Por muitas voltas que desse à cabeça não conseguia decidir-se ou saber exatamente como seria o futuro, ainda que fosse certo que estas situações não são eternas. Eventualmente, um dia qualquer, os caminhos das suas duas vidas paralelas cruzar-se-iam, devido a uma curva que não deveria existir, já que seguia por duas retas, e tudo acabaria mal. Muito mal. Pois se até as linhas dos carris acabam em bifurcações, porque não os seus dois amores? Além de que o mundo é uma ervilha e Portugal, então… a cabeça de um alfinete. Mas como optar? E porquê optar? Não podia prescindir de uma das suas mulheres. Amava ambas. Em medidas e quantidades iguais. Com igual intensidade. Como ficar apenas com uma delas? Eram tão diferentes…

Riqueza era pespinhenta, sofisticada, nariz empinado, pele branca como o mármore, culta, ainda tinha sangue azul e um título nobiliárquico, dinheiro a rodos e era um verdadeiro animal nos negócios. Não obstante tudo isto, era muito discreta e educada. Reservada e meiga. Apenas não a contrariassem. Não estava habituada. Tinha a mania das limpezas, do método e da organização. Tudo estava indexado na sua vida. Desde a roupa, por cores nos vários quartos de vestir – que mais pareciam lojas e os seus apelativos expositores –, aos afazeres do quotidiano. Parecia um relógio suíço, sempre naquele afã de tiques e taques sincronizados e de cadência perfeita. Era uma delícia de mulher. Fiável até à quinta casa. Com ela, tudo corria como planeado, até porque tudo era esmiuçadamente planeado. Tudo ao cronómetro. Sem falhas. Sem hiatos. Não admira que, de todos os herdeiros da grande fortuna do antepassado marquês, Riqueza fosse a única que não apenas não tinha delapidado o dinheiro de família, como o tinha multiplicado vezes muito. Tanto que estava em permanente alerta. Sempre atenta às bolsas, ao iene, ao ouro. Principalmente ao ouro, único valor que considerava fiável e com real valor. Era a sua Cleópatra. Ela fazia acontecer. Era a imperatriz da estratégia e aquilo que não conseguia… comprava.

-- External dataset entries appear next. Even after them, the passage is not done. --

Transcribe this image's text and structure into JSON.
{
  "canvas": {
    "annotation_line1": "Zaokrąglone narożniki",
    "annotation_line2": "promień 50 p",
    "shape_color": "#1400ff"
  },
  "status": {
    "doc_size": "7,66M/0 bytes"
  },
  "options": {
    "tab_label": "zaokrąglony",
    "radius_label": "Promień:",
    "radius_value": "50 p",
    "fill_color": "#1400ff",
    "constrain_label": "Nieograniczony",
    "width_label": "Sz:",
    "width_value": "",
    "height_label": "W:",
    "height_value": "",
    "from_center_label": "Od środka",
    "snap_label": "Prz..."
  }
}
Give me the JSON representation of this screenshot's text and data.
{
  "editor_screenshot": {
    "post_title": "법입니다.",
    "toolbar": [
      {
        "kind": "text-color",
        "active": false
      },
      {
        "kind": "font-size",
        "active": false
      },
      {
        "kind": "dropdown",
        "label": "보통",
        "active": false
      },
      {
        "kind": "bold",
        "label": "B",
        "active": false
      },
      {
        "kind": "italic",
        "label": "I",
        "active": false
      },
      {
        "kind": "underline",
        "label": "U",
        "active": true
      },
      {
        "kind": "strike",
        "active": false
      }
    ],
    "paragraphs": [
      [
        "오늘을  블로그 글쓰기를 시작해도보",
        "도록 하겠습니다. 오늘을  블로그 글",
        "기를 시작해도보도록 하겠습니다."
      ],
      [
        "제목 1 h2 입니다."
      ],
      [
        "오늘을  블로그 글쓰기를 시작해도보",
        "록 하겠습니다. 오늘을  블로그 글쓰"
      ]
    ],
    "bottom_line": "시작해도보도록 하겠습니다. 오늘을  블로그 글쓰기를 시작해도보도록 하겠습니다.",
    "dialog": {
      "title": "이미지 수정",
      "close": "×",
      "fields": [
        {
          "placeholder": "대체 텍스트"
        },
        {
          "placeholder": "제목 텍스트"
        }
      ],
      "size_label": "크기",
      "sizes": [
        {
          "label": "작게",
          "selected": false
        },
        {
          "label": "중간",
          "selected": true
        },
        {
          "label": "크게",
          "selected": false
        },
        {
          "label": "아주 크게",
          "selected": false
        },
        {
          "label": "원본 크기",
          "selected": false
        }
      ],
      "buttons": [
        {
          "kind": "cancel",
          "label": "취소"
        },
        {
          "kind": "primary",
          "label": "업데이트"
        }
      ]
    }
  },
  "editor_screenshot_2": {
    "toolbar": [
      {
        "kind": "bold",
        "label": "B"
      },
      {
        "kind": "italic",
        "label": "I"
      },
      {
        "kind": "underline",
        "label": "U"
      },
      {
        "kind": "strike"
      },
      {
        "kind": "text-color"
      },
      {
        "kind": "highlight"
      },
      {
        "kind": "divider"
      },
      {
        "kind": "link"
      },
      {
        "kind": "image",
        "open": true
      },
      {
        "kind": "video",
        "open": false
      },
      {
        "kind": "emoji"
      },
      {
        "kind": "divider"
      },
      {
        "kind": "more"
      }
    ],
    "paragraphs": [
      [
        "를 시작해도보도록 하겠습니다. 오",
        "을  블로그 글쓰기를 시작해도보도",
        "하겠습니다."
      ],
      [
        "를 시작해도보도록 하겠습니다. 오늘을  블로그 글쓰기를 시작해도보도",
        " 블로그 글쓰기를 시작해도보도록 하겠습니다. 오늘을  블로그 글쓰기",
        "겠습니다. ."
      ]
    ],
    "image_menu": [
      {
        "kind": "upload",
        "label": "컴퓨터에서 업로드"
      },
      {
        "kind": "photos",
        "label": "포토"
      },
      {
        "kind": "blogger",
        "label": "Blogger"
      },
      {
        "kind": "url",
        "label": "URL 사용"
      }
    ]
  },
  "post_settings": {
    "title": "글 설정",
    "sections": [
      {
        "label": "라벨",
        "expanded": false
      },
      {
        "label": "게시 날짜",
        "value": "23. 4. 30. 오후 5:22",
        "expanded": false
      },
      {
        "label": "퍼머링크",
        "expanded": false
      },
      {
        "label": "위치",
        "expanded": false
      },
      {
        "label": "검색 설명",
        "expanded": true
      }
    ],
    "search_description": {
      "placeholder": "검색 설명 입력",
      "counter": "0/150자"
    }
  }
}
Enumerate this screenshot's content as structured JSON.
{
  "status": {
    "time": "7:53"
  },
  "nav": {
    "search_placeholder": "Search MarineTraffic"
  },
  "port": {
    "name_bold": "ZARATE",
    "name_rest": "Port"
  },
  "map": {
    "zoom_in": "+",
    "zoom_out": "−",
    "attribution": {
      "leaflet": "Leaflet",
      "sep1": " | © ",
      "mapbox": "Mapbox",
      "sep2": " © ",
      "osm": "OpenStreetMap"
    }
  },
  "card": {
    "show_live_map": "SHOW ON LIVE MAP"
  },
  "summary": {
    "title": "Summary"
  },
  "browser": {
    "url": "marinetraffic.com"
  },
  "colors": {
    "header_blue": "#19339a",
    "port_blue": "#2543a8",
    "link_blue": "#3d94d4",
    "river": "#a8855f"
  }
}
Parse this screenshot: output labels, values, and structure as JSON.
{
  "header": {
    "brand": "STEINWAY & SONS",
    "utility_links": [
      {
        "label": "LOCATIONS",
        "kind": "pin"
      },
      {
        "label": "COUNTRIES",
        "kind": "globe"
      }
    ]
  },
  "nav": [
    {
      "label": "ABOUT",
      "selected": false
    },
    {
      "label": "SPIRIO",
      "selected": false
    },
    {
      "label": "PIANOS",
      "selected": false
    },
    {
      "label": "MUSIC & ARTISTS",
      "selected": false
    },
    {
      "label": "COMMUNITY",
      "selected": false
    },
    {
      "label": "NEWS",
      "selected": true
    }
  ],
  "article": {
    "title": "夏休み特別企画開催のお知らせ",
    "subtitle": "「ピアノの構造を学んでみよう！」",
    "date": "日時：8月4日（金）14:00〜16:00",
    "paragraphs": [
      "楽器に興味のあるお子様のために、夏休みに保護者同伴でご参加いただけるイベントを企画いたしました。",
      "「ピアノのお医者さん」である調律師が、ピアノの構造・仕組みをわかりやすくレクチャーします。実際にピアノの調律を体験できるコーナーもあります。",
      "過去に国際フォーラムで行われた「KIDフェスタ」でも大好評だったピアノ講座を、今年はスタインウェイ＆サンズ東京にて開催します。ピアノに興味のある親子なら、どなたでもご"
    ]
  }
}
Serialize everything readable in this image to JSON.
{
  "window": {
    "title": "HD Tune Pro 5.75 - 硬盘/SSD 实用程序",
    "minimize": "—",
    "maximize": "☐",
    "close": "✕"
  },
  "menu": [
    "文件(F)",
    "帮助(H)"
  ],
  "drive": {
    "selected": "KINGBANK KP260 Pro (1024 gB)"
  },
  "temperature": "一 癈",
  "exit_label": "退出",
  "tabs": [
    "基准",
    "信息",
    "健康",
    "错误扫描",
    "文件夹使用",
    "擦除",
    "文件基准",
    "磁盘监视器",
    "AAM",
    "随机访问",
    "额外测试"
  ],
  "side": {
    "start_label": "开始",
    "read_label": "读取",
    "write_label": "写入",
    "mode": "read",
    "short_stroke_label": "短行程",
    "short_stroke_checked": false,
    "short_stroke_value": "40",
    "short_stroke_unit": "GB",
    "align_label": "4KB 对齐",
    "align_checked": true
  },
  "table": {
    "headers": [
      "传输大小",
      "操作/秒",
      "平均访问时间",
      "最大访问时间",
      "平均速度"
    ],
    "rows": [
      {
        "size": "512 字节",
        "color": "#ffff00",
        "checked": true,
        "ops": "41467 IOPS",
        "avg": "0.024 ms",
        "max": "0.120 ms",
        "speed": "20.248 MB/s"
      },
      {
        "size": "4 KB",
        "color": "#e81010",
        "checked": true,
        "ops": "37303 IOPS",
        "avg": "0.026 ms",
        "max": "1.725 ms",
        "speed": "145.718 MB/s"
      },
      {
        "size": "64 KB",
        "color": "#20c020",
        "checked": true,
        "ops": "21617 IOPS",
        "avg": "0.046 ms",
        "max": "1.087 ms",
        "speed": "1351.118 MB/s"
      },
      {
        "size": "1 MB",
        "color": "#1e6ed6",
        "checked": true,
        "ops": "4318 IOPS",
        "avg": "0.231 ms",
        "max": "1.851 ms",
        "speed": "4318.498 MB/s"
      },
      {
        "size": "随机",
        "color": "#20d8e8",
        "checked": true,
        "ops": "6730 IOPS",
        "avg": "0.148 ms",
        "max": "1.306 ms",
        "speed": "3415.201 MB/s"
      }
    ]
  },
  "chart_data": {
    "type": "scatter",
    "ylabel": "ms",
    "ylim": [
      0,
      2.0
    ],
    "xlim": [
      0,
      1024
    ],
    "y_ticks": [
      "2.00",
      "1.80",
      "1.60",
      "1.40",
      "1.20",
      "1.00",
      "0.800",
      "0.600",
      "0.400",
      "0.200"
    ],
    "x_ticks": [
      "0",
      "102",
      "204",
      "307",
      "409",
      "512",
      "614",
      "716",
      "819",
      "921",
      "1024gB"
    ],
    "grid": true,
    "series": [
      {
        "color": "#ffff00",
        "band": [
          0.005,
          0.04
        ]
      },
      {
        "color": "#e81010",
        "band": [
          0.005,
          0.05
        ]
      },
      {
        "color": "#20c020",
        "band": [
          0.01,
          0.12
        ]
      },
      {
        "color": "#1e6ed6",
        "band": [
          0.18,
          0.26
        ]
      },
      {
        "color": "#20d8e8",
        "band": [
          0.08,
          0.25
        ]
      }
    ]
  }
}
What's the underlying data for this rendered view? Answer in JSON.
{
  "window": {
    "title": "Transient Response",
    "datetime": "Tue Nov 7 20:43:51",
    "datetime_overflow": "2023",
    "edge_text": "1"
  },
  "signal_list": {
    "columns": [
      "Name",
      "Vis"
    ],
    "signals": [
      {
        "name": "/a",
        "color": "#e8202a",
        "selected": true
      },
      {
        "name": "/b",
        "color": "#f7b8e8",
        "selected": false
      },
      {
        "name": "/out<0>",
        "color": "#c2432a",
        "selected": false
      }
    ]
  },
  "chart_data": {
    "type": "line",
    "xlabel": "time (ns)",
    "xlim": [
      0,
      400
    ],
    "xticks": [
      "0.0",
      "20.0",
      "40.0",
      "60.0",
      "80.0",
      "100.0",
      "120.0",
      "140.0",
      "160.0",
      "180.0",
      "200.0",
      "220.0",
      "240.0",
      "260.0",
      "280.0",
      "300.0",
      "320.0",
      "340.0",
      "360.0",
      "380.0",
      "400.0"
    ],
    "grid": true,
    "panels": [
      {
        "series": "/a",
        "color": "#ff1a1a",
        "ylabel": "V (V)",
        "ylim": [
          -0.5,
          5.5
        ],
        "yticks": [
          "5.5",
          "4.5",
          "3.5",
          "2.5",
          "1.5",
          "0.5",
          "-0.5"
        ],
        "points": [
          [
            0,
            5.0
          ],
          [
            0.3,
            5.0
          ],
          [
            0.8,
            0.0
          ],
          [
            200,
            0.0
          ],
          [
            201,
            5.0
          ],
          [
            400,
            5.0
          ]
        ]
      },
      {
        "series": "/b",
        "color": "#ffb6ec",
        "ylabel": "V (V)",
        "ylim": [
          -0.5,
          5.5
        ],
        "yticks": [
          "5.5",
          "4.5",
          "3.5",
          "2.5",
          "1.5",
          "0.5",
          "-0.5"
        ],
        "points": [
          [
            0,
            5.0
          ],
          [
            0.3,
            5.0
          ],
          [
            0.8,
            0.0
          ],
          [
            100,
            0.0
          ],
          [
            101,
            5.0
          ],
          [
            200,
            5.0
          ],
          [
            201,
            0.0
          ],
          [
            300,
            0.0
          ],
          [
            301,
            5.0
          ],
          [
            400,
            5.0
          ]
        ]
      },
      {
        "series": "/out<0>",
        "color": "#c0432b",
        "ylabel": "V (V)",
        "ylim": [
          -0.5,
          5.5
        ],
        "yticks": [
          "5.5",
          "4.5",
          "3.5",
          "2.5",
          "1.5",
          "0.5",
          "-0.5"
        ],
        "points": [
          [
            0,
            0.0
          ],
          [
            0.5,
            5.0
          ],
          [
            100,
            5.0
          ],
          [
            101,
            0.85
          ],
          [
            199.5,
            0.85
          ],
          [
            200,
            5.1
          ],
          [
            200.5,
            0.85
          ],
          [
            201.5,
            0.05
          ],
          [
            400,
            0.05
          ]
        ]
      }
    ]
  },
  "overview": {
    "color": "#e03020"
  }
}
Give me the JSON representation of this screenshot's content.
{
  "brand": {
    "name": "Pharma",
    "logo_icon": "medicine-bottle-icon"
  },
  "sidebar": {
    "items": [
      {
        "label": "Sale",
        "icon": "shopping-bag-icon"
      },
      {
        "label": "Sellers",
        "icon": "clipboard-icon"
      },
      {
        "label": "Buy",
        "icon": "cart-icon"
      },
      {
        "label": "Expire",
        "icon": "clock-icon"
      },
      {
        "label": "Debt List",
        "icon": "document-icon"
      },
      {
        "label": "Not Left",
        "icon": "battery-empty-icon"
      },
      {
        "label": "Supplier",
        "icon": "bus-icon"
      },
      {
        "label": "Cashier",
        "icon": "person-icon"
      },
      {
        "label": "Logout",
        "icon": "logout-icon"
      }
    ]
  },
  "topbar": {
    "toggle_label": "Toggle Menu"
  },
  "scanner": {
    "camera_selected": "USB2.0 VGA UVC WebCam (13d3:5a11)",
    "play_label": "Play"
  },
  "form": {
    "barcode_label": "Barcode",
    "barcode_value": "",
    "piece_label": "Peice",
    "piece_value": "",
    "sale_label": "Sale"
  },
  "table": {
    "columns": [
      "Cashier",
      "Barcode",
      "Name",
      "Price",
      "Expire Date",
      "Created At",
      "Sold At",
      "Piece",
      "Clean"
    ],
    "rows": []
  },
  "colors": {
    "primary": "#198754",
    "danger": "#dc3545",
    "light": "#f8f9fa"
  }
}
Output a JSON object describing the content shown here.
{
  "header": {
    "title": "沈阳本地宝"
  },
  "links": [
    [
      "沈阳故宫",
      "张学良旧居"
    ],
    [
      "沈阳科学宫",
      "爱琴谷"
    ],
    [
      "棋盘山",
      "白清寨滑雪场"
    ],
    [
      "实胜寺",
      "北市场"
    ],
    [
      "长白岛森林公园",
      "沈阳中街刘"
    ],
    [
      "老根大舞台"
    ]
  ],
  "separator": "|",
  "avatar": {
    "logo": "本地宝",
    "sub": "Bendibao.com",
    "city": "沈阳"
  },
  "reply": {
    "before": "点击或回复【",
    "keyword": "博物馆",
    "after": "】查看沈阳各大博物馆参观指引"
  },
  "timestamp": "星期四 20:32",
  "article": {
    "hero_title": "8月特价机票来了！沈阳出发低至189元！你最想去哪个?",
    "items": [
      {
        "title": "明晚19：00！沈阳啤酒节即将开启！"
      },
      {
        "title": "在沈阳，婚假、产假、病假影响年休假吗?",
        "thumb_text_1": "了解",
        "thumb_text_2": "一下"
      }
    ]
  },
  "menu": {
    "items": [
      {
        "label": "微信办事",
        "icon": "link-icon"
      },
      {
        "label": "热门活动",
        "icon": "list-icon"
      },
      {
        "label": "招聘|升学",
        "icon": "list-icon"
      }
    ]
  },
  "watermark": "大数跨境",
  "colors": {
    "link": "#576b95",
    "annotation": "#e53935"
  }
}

Fortuna, por seu turno, era uma nortenha louca e sedutora, daquelas que trocam de verdade os vês pelos bês e as voltas à cabeça de um homem. Cheia de onda e de sentido de humor. Tudo era decidido na hora, sem pressas ou cálculos. Tudo era improviso e aventura. Um dia era astronauta, no seguinte desenvolvia uma horta biológica e pelo meio ainda terminava mais um mestrado em qualquer coisa.  Desprezava o dinheiro ou, melhor, não lhe dava valor, o que parecia fazer com que o pobre do dinheiro, sem compreender esta falta de afeto, acabasse sempre por voltar para os braços de Fortuna, sem que esta fizesse muito por isso. Parecia que quanto mais o negligenciava, mais ele teimava em voltar, como acontece em certas relações tortuosas e tóxicas. Viver a seu lado era anuir a habitar uma extenuante roda viva, num permanente sobressalto de surpresas e novidades. Agora andava às voltas com a carne maturada, pelo que a casa do jardim estava transformada em oficina de talhante onde o cheiro a sangue e a putrefação se mesclavam nauseabundamente. “A carne mais maturada liberta mais sucos, o que a torna mais macia e tenra. Quando experimentares não vais querer outra coisa”, dizia-lhe ela, enquanto espreitava a carne quase com doçura. Bem que ele não se importava de provar e de entrar em todas as suas loucuras. Estas davam-lhe a clara e permanente sensação de estar a experimentar a vida e não apenas a observá-la. Tudo era vivido na primeira pessoa e isso fascinava-o, mas, no que toca à maturação da carne, porque não ir apenas a um restaurante onde a servissem, ao invés de terem de acompanhar todo aquele deprimente e nojento processo? No fundo, e tal como acontece com alguns queijos um pouco pelo mundo fora, trata-se de deixar ‘apodrecer’ a carne um pouco mais, em vez de se comer antes, após o normal e bem mais breve processo. Mas o habitual não era para Fortuna. Toda ela vivia concentrada no excecional e foi por isso que, já depois de se ter perdidamente apaixonado pela beleza e delicadeza de Riqueza e de se ter rendido ao conforto de uma vida de luxo e de luxos a seu lado, ele não resistiu a aventurar-se no corpo moreno, ondulante e tórrido de Fortuna.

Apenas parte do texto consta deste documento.